PCOS Vegan Turkish Recipes: Lunch - Vegan Turkish Chicken Salad
Prep: 10 min
Cook: 10 min
Servings: 2
Lunch

Nutrition per Serving

350 Calories
20g Protein
30g Carbs
12g Fat
Grocery list: Vegan chicken strips, mixed salad greens, cherry tomatoes, cucumbers, red onions, olive oil, lemon, salt, and pepper.

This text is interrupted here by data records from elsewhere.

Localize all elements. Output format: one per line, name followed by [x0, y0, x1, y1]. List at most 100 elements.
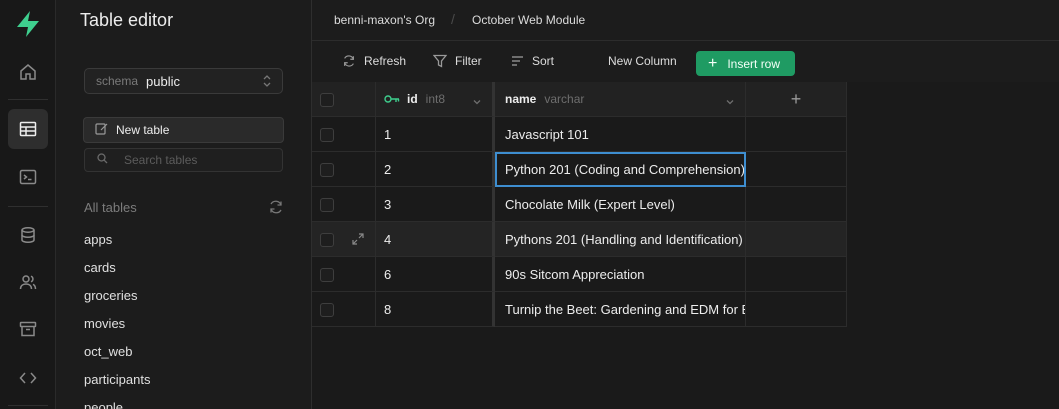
row-select-cell [312, 257, 376, 292]
column-type-name: varchar [544, 92, 585, 106]
cell-name-selected[interactable]: Python 201 (Coding and Comprehension) [495, 152, 746, 187]
plus-icon: + [790, 88, 802, 109]
row-checkbox[interactable] [320, 233, 334, 247]
home-icon[interactable] [8, 52, 48, 92]
table-list-item[interactable]: cards [84, 256, 150, 284]
table-editor-icon[interactable] [8, 109, 48, 149]
row-checkbox[interactable] [320, 198, 334, 212]
chevron-down-icon[interactable] [725, 95, 735, 109]
supabase-logo-icon[interactable] [15, 10, 41, 38]
row-select-cell [312, 152, 376, 187]
empty-cell [746, 187, 847, 222]
icon-rail [0, 0, 56, 409]
plus-icon: + [708, 54, 718, 72]
column-name-name: name [505, 92, 537, 106]
new-table-button[interactable]: New table [83, 117, 284, 143]
filter-label: Filter [455, 54, 482, 68]
insert-row-button[interactable]: + Insert row [696, 51, 795, 76]
data-grid: id int8 name varchar + 1 Javascript 101 [312, 82, 1059, 409]
column-name-id: id [407, 92, 418, 106]
add-column-button[interactable]: + [746, 82, 847, 117]
row-select-cell [312, 222, 376, 257]
search-tables-field[interactable] [84, 148, 283, 172]
cell-id[interactable]: 4 [376, 222, 495, 257]
table-list-item[interactable]: apps [84, 228, 150, 256]
row-select-cell [312, 292, 376, 327]
row-select-cell [312, 187, 376, 222]
breadcrumb: benni-maxon's Org / October Web Module [312, 0, 1059, 41]
cell-id[interactable]: 6 [376, 257, 495, 292]
select-all-checkbox[interactable] [320, 93, 334, 107]
row-checkbox[interactable] [320, 268, 334, 282]
table-list: apps cards groceries movies oct_web part… [84, 228, 150, 409]
sort-label: Sort [532, 54, 555, 68]
table-row[interactable]: 3 Chocolate Milk (Expert Level) [312, 187, 847, 222]
empty-cell [746, 152, 847, 187]
filter-icon [433, 54, 447, 68]
auth-users-icon[interactable] [8, 262, 48, 302]
column-type-id: int8 [425, 92, 446, 106]
sort-button[interactable]: Sort [511, 54, 554, 68]
new-table-label: New table [116, 123, 170, 137]
row-select-cell [312, 117, 376, 152]
table-list-item[interactable]: people [84, 396, 150, 409]
cell-id[interactable]: 3 [376, 187, 495, 222]
refresh-label: Refresh [364, 54, 407, 68]
table-list-item[interactable]: participants [84, 368, 150, 396]
schema-select[interactable]: schema public [84, 68, 283, 94]
cell-id[interactable]: 1 [376, 117, 495, 152]
table-editor-sidebar: Table editor schema public New table All… [56, 0, 312, 409]
search-tables-input[interactable] [124, 153, 274, 167]
cell-name[interactable]: Pythons 201 (Handling and Identification… [495, 222, 746, 257]
empty-cell [746, 222, 847, 257]
row-checkbox[interactable] [320, 163, 334, 177]
empty-cell [746, 257, 847, 292]
empty-cell [746, 117, 847, 152]
refresh-button[interactable]: Refresh [342, 54, 406, 68]
row-checkbox[interactable] [320, 128, 334, 142]
breadcrumb-project[interactable]: October Web Module [472, 13, 585, 27]
breadcrumb-org[interactable]: benni-maxon's Org [334, 13, 435, 27]
table-row[interactable]: 8 Turnip the Beet: Gardening and EDM for… [312, 292, 847, 327]
chevron-down-icon[interactable] [472, 95, 482, 109]
storage-icon[interactable] [8, 309, 48, 349]
new-column-button[interactable]: New Column [608, 54, 677, 68]
grid-toolbar: Refresh Filter Sort New Column + Insert … [312, 41, 1059, 82]
schema-select-label: schema [96, 74, 139, 88]
table-list-item[interactable]: groceries [84, 284, 150, 312]
sort-icon [512, 56, 523, 66]
table-list-item[interactable]: movies [84, 312, 150, 340]
table-row[interactable]: 6 90s Sitcom Appreciation [312, 257, 847, 292]
database-icon[interactable] [8, 215, 48, 255]
cell-name[interactable]: 90s Sitcom Appreciation [495, 257, 746, 292]
schema-select-value: public [146, 73, 180, 89]
cell-name[interactable]: Javascript 101 [495, 117, 746, 152]
api-icon[interactable] [8, 358, 48, 398]
refresh-tables-icon[interactable] [268, 199, 284, 220]
breadcrumb-separator: / [451, 11, 455, 27]
insert-row-label: Insert row [727, 56, 781, 71]
cell-name[interactable]: Chocolate Milk (Expert Level) [495, 187, 746, 222]
column-header-name[interactable]: name varchar [495, 82, 746, 117]
table-row[interactable]: 1 Javascript 101 [312, 117, 847, 152]
grid-header-row: id int8 name varchar + [312, 82, 847, 117]
select-all-cell [312, 82, 376, 117]
new-column-label: New Column [608, 54, 677, 68]
primary-key-icon [384, 94, 400, 104]
row-checkbox[interactable] [320, 303, 334, 317]
filter-button[interactable]: Filter [433, 54, 482, 68]
table-row[interactable]: 4 Pythons 201 (Handling and Identificati… [312, 222, 847, 257]
cell-id[interactable]: 2 [376, 152, 495, 187]
search-icon [97, 153, 108, 167]
cell-name[interactable]: Turnip the Beet: Gardening and EDM for B… [495, 292, 746, 327]
edit-icon [95, 122, 116, 138]
chevron-up-down-icon [262, 73, 272, 92]
sql-editor-icon[interactable] [8, 157, 48, 197]
refresh-icon [344, 55, 354, 67]
table-list-item[interactable]: oct_web [84, 340, 150, 368]
empty-cell [746, 292, 847, 327]
cell-id[interactable]: 8 [376, 292, 495, 327]
expand-row-icon[interactable] [351, 232, 365, 249]
column-header-id[interactable]: id int8 [376, 82, 495, 117]
table-row[interactable]: 2 Python 201 (Coding and Comprehension) [312, 152, 847, 187]
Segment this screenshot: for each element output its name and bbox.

This recipe has a low GI, making it great for managing PCOS.

Ingredients

1 cup of vegan chicken strips (US), 200g (Metric); 2 cups of mixed salad greens (US), 150g (Metric); 1/2 cup of cherry tomatoes (US), 75g (Metric); 1/4 cup of sliced cucumbers (US), 40g (Metric); 1/4 cup of sliced red onions (US), 40g (Metric); 2 tablespoons of olive oil (US), 30ml (Metric); 1 tablespoon of lemon juice (US), 15ml (Metric); Salt and pepper to taste

Instructions

Step 1: Heat the vegan chicken strips in a pan until browned. Step 2: In a large bowl, combine the salad greens, cherry tomatoes, cucumbers, and red onions. Step 3: In a small bowl, whisk together the olive oil, lemon juice, salt, and pepper. Step 4: Pour the dressing over the salad and toss to combine. Step 5: Top the salad with the cooked vegan chicken strips. Serve immediately.